The mixed model analysis revealed no overall effect of test protocol on [Formula: see text]O, peak minute ventilation (VE), peak heart rate (HR), bLa (all p ≥ 0.350), whereas an overall effect of test protocol was found on peak power output (PO) (p = 0.0001), respiratory exchange ratio (RER) (p = 0.024) and test duration (p < 0.001). There was no difference in PO between the 20 W/60 s (175 ± 25 W) and 10 W/30 s test (169 ± 27 W; p = 0.092), whereas PO was lower in the 10 W/60 s test (152 ± 21 W) and higher in the 20 W/30 s test (189 ± 30 W) compared to the other tests (all p = 0.001). In addition, RER was 9.9% higher in the 20 W/30 s compared to the 10 W/60 s test protocol (p = 0.003).

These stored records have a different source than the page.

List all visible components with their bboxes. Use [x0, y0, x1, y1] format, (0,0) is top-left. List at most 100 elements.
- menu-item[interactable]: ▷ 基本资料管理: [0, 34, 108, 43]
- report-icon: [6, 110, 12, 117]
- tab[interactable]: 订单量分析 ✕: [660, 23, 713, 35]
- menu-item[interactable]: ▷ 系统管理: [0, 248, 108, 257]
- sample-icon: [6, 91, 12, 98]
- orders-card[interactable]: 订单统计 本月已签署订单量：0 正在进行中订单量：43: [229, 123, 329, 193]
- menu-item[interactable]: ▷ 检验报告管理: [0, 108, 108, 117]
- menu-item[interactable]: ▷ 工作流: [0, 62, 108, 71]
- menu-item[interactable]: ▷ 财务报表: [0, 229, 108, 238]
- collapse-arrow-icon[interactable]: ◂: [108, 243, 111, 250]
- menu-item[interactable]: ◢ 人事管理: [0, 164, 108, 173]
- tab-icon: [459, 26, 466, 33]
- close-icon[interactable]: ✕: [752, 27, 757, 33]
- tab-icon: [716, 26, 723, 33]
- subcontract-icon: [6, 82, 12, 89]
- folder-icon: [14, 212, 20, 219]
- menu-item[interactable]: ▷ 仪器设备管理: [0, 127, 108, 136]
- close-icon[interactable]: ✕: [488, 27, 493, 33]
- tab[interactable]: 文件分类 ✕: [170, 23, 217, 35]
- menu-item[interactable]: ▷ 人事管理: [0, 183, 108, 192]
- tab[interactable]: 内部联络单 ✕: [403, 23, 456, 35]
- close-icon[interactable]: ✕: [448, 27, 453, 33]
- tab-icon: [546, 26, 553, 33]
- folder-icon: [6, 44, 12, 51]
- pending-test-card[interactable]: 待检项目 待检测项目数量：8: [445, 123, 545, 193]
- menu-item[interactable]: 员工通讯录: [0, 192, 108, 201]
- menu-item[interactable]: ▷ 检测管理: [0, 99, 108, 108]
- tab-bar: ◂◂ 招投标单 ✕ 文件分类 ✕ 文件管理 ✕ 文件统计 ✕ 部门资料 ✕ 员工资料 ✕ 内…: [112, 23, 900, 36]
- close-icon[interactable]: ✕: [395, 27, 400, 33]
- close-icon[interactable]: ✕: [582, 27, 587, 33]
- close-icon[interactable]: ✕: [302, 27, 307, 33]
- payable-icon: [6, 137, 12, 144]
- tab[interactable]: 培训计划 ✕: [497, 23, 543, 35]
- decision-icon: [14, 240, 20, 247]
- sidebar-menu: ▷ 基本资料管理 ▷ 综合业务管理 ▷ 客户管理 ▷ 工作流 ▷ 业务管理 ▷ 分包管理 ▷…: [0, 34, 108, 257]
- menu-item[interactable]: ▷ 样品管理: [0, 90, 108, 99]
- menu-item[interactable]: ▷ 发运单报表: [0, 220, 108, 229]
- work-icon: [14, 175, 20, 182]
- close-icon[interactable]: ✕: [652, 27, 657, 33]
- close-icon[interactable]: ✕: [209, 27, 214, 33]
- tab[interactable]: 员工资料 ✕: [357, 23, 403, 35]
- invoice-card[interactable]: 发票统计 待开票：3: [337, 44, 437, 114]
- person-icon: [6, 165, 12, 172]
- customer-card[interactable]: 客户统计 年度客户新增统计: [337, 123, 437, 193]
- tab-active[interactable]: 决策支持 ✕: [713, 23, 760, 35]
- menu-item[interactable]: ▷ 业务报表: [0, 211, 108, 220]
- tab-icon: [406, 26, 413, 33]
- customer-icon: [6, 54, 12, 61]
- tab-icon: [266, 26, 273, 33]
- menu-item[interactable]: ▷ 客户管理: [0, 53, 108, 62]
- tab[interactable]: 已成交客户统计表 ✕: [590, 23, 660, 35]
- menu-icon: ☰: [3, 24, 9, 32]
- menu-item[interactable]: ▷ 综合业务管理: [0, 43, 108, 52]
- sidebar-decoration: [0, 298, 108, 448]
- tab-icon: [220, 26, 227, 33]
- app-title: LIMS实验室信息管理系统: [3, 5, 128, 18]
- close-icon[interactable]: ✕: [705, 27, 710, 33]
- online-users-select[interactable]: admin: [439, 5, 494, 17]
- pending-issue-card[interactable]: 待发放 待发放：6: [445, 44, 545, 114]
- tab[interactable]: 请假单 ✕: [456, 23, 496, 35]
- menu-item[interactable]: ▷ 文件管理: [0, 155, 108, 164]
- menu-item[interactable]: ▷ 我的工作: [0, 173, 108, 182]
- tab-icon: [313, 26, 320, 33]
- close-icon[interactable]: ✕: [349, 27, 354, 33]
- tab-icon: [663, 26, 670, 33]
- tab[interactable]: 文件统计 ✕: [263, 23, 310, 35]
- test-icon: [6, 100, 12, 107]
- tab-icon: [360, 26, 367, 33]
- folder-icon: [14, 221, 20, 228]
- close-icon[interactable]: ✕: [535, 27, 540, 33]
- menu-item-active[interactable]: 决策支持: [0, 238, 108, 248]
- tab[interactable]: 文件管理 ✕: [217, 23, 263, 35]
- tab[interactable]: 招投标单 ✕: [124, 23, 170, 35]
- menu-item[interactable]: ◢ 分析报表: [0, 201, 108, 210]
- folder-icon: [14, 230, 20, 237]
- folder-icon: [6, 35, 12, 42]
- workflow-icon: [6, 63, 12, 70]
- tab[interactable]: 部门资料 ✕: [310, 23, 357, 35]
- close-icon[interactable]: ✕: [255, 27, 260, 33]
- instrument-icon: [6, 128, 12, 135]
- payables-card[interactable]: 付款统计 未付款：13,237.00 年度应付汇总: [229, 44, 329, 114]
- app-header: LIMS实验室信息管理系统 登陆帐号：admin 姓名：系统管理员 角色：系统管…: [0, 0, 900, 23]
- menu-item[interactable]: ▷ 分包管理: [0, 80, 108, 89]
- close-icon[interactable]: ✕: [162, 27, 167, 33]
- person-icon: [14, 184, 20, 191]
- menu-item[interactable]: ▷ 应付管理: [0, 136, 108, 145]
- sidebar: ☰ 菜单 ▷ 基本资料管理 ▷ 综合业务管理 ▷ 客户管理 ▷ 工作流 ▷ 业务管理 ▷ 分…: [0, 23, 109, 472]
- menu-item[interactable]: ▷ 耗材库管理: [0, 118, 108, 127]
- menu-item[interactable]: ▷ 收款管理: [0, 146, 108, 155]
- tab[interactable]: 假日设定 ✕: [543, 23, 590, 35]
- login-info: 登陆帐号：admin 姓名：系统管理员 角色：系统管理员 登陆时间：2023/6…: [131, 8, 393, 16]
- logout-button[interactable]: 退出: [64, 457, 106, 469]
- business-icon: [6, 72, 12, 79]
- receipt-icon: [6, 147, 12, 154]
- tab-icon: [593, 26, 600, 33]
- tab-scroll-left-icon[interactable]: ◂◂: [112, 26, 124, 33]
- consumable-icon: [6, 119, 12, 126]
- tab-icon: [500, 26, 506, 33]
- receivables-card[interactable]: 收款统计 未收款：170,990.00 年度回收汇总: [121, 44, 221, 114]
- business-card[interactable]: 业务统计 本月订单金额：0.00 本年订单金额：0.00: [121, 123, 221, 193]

The UBP test protocols with different increments in workload and duration did not influence [Formula: see text]O, and can therefore be used interchangeably when [Formula: see text]O is the primary outcome. However, PO and RER depend upon the test protocol applied and the UBP test protocols can, therefore, not be used interchangeably when the latter is the primary outcome parameter.
比较不同工作量和持续时间增量的测试方案对上半身撑杆(UBP)时峰值摄氧量([Formula: see text]O)和相关生理参数的影响。
13 名经过上半身训练的男性以平衡的方式依次完成了四种带有工作量增量的 UBP 测试方案,直至自愿力竭:20 W 递增/每 30 秒、20 W/60 秒、10 W/30 秒和 10 W/60 秒。在每次测试的整个过程中测量心肺参数和功率输出。每次测试后测量峰值血乳酸浓度(bLa)。
混合模型分析显示,测试方案对[Formula: see text]O、峰值分钟通气量(VE)、峰值心率(HR)和 bLa(所有 p≥0.350)没有总体影响,而对峰值功率输出(PO)(p=0.0001)、呼吸交换比(RER)(p=0.024)和测试持续时间(p<0.001)有总体影响。20 W/60 秒(175±25 W)和 10 W/30 秒测试之间的 PO 没有差异(p=0.092),而 10 W/60 秒测试的 PO 较低(152±21 W),20 W/30 秒测试的 PO 较高(189±30 W),与其他测试相比均具有统计学差异(所有 p=0.001)。此外,20 W/30 秒测试的 RER 比 10 W/60 秒测试高 9.9%(p=0.003)。
不同工作量和持续时间增量的 UBP 测试方案对[Formula: see text]O 没有影响,因此当[Formula: see text]O 是主要结果时,可以交替使用。然而,PO 和 RER 取决于所应用的测试方案,因此当后者是主要结果参数时,UBP 测试方案不能交替使用。